Anonymous defender of imperialism wrote -

'RAMSI personnel hardly ever go to Malaita'

Expert wrote -

'In my discussions with people on Malaita, including ex-militants, kastom was frequently evoked as a challenge to the mission, particularly its policing activities. They point to incidents such as trespassing on tribal lands, breaking into houses without permission and general cultural insensitivity in the way in which RAMSI police, especially Australian police, have conducted their operations on Malaita. Many people with whom I spoke on Malaita regard the use of large numbers of armed soldiers and police in a number of failed attempts to capture fugitive Edmond Sae as excessive and tantamount to an invasion of Malaita.'

hmmm who's right???

11:13 pm  
Anonymous Anonymous said...

interesting column on john key's choice not to attend soldiers' funerals
http://www.kiwipolitico.com/2012/08/my-kid-is-more-important-than-your-kid/

9:29 am  
Anonymous Anonymous said...

"But any credit which Kiwis have won by building schools and bridges in Bamiyan has been lost elsewhere in Afghanistan. "

While politicians make much of the humanitarian efforts in Afghanistan, the Defence Force has pointed out that the troops are, first and foremost, there to provide security. Humanitarian work was the third mission priotity last I looked.
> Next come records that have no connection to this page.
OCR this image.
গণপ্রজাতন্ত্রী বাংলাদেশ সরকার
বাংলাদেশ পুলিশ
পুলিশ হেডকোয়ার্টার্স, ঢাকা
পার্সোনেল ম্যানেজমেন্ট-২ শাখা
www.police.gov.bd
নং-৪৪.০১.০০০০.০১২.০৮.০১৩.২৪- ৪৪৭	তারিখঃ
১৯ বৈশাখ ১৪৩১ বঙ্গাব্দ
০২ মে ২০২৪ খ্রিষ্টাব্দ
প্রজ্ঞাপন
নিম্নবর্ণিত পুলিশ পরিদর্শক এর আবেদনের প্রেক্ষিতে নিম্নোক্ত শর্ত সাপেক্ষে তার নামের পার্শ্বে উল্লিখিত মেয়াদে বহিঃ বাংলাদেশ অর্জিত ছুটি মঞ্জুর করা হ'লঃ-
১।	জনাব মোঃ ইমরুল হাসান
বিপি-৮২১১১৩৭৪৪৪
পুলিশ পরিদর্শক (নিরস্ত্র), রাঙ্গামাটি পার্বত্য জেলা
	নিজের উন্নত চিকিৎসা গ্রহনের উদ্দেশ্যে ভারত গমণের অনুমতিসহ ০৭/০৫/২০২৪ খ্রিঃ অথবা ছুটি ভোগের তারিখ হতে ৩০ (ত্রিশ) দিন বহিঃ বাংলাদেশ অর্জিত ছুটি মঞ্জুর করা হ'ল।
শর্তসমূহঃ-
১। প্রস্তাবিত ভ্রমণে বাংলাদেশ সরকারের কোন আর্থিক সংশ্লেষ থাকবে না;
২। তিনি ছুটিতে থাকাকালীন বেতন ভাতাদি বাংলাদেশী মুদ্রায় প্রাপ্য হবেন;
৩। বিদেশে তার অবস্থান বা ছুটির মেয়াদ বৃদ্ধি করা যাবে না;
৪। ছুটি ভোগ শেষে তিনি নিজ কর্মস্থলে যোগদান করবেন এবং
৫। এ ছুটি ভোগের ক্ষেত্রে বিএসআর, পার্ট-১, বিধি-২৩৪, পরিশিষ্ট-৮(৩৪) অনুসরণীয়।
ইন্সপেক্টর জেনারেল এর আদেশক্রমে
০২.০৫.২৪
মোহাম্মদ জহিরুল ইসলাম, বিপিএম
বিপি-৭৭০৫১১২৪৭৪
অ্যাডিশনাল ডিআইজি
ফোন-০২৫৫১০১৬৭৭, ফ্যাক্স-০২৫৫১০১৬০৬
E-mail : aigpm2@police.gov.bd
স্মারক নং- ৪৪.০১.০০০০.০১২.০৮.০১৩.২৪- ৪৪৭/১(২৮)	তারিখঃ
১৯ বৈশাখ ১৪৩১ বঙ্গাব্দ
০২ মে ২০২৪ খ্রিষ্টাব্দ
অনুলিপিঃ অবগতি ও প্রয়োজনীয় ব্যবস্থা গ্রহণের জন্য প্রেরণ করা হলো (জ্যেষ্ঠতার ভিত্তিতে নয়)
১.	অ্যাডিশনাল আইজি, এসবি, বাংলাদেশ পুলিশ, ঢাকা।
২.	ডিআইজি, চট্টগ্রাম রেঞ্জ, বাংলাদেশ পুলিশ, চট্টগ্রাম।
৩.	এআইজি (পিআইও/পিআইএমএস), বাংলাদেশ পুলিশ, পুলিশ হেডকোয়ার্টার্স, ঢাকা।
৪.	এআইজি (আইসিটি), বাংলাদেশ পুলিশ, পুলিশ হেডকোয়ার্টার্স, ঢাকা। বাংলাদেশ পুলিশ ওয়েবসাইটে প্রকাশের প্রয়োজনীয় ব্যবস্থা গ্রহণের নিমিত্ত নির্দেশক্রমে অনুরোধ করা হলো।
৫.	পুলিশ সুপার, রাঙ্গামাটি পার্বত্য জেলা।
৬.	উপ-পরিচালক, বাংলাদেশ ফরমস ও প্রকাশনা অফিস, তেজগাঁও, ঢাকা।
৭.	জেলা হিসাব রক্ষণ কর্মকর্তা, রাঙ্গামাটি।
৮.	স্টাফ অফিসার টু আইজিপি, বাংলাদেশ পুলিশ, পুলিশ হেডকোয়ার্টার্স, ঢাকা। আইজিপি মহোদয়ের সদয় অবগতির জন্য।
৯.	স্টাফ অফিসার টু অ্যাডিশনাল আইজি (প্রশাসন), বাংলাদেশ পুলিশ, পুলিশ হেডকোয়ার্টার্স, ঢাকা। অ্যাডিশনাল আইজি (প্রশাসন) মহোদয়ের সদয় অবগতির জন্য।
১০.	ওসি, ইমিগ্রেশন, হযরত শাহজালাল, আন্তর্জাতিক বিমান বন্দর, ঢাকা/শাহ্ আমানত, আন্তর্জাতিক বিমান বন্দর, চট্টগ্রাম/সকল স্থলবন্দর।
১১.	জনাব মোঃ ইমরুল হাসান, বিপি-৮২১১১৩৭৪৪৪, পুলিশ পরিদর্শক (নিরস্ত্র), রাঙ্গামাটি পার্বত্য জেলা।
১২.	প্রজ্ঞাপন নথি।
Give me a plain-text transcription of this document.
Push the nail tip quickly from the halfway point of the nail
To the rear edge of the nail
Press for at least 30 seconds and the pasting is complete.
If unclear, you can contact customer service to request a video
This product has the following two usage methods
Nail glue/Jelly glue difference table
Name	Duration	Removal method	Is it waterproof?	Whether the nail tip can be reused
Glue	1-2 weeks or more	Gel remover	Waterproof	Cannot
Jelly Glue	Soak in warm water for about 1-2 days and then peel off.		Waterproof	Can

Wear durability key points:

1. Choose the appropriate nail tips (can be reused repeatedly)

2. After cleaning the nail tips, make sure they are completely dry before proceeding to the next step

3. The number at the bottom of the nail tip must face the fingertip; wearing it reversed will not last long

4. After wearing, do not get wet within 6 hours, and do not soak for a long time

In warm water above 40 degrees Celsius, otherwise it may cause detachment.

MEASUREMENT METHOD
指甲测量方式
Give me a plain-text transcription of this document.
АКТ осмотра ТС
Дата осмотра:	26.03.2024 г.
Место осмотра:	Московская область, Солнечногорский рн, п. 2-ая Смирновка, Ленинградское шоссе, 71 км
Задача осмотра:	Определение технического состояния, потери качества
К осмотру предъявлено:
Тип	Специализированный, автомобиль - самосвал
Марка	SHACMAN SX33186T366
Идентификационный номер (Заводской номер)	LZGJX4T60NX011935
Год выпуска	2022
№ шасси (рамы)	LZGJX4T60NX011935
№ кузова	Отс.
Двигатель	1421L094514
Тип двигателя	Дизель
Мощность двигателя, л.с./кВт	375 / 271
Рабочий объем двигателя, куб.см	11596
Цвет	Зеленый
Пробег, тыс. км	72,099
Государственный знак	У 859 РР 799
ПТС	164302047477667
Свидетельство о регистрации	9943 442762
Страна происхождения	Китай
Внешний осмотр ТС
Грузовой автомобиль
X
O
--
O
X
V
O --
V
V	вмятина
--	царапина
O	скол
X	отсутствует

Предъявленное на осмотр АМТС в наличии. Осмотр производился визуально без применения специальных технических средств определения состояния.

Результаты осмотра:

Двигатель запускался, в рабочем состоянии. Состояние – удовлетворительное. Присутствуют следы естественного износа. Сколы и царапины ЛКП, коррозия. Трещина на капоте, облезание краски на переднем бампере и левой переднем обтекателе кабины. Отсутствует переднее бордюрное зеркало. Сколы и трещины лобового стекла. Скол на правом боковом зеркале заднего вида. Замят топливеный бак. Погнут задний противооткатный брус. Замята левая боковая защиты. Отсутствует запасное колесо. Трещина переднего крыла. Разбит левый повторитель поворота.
A friend of mine interviewed locals in Bamiyan and got a fairly consistent view that people were OK about the troops as people and considered their security work to be well done, but were scathing about their humanitarian efforts.

Cheers

Sam Buchanan

9:25 pm  
Blogger Richard said...

And if you could get the Afghani people to say what they THOUGHT it would be:

"We wish to fuck all you foreign bastards would all piss off and let us alone so we can live our lives. We'll deal with our civil wars and we will determine our own history. We hate you, and the more you do for us (as if we were children), and the more you die over here like dogs, the more we hate you. So fuck off you foreign bastards!"

11:34 pm  
Anonymous Anonymous said...

Richard's Right !!!!.

6:14 pm  
Anonymous Anonymous said...

Yea - Americans try to fix everything, with out being invited.
and New Zealand continues to fuck the yanks at every turn like good boy scouts. Afghanistan is none of the USA's business you fucking arrogant fuckers.